Kulihat Papa dan Mama kaget termenung mendengar kabar ini. Aku memang jarang berkeluh kesah kepada orangtua ku. Aku tidak mau orang-ornag tau kalau aku sedang sulit dan sedih.

            "ingat waktu Jili merilis lagu solo pertamanya? Dia mendikasikan lagu itu untuk penggemar, dia  bahkan menulis lagunya sendiri. Tapi apa yang dilakukan managementnya? Merilis teaser untuk music video band-nya, dan benar-benar tidak mendapatkan update apapun tentang lagu solo kecuali dari akun social media milik Jili. Aku tau kamu tergabung dalam grup, tapi agensimu. untuk mengabarkan bahwa kau merilis lagu saja tidak bisa? Kau tetap kuat Jil? Aku yang hanya bibi mu saja merasa kesal mendengar kabar ini."

            "Bi, cukup bi." Aku benar-benar sudah tidak kuat mendengar semua ini. Sulit sekali menghadapi realita begitu kejam.

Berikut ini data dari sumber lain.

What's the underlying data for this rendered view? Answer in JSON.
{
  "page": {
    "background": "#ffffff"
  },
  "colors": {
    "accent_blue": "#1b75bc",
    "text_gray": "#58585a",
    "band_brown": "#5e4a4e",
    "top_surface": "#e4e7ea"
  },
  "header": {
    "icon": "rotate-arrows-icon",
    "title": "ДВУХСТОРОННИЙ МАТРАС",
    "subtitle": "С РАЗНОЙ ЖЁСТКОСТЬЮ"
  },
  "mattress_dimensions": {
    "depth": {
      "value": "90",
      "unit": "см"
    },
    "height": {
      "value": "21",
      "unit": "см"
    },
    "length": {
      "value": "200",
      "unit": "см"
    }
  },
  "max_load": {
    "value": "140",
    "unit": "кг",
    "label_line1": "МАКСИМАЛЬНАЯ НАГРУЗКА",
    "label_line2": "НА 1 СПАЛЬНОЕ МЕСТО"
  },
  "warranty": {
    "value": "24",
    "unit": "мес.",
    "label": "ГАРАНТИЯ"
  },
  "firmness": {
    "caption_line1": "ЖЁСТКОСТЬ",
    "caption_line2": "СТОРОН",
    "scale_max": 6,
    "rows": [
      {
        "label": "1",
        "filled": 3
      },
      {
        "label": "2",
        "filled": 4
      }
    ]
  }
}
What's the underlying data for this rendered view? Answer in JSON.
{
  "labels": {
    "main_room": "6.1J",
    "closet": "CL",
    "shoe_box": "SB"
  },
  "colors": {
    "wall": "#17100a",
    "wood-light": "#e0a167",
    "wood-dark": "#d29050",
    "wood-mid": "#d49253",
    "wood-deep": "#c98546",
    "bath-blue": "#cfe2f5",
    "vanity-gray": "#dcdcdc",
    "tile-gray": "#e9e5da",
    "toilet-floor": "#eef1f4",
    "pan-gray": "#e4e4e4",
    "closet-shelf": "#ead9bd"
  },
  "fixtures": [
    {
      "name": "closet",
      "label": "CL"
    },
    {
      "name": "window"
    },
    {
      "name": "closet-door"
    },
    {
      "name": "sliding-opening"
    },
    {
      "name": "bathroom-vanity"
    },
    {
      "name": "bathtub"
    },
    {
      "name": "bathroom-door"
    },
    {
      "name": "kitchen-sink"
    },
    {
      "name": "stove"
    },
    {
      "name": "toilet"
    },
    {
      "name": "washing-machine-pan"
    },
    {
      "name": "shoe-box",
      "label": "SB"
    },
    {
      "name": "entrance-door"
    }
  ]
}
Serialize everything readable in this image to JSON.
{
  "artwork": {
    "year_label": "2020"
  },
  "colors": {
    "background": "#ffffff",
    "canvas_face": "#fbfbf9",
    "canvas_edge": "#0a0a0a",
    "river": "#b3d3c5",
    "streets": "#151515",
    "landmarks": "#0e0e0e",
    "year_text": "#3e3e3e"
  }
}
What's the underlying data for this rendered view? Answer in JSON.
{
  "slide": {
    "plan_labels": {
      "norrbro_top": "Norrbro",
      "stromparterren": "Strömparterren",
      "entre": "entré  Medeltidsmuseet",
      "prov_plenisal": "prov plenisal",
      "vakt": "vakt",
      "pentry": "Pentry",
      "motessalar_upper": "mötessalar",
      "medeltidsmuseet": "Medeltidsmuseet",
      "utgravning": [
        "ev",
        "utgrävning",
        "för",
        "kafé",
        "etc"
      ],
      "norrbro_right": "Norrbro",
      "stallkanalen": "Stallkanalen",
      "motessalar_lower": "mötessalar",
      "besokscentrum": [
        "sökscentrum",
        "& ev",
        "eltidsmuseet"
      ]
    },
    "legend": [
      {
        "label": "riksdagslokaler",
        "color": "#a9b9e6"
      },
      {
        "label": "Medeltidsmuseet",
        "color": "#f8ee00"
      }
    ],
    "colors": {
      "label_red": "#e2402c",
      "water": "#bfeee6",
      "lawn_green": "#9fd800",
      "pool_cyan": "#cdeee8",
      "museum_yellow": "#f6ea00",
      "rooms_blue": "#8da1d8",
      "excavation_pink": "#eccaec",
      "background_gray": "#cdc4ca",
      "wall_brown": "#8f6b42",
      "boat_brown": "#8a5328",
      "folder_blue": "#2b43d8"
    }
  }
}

            "Sudah Jil, jangan kau tutup-tutupi terus management bobrok mu itu. Dan, Kak Feng mungkin kau merasa keheranan dengan ini. Kita semua tau kalau Jili adalah actor dimasa kecilnya, dan Red Sun membuat dia berhenti berakting. Padahal Jili sendiri sudah mengatakan di interview beberapa tahun lalu kalau Jili ingin bermain film lagi. Jili sukses dengan penghargaan yang ia bawa karena kemampuan aktingnya dimasa kecil dan Red Sun tetap meragukan dia? Yang hebatnya adalah teman-teman band Jili bahkan sudah ada yang menjadi cameo di drama dan film, apakah Red Sun benar-benar tidak menganggap Jili artisnya?"

            Cukup, aku benar-benar tak kuat lagi. Aku tak kuasa membendung air mataku ini dan pergi meninggalkan meja makan. Menuju kamarku dilantai atas dengan langkah yang terseok-seok.

            "Moon! Moon!" suara Mama memanggilku, tapi aku tetap melanjutkan langkah.

Terdengar dibawah lantai bawah sana suara perdebatan yang sengit. Aku menulikan telingaku, tak mau mendengarkan hal-hal lain yang lebih menyakitkan.

Sebegitunya kah aku tidak diinginkan orang lain? Apakah aku memang tidak pantas untuk tergabung dalam grup itu? Apakah perjuanganku selama ini tidak cukup untuk membuktikan bahwa aku bisa seperti yang lain?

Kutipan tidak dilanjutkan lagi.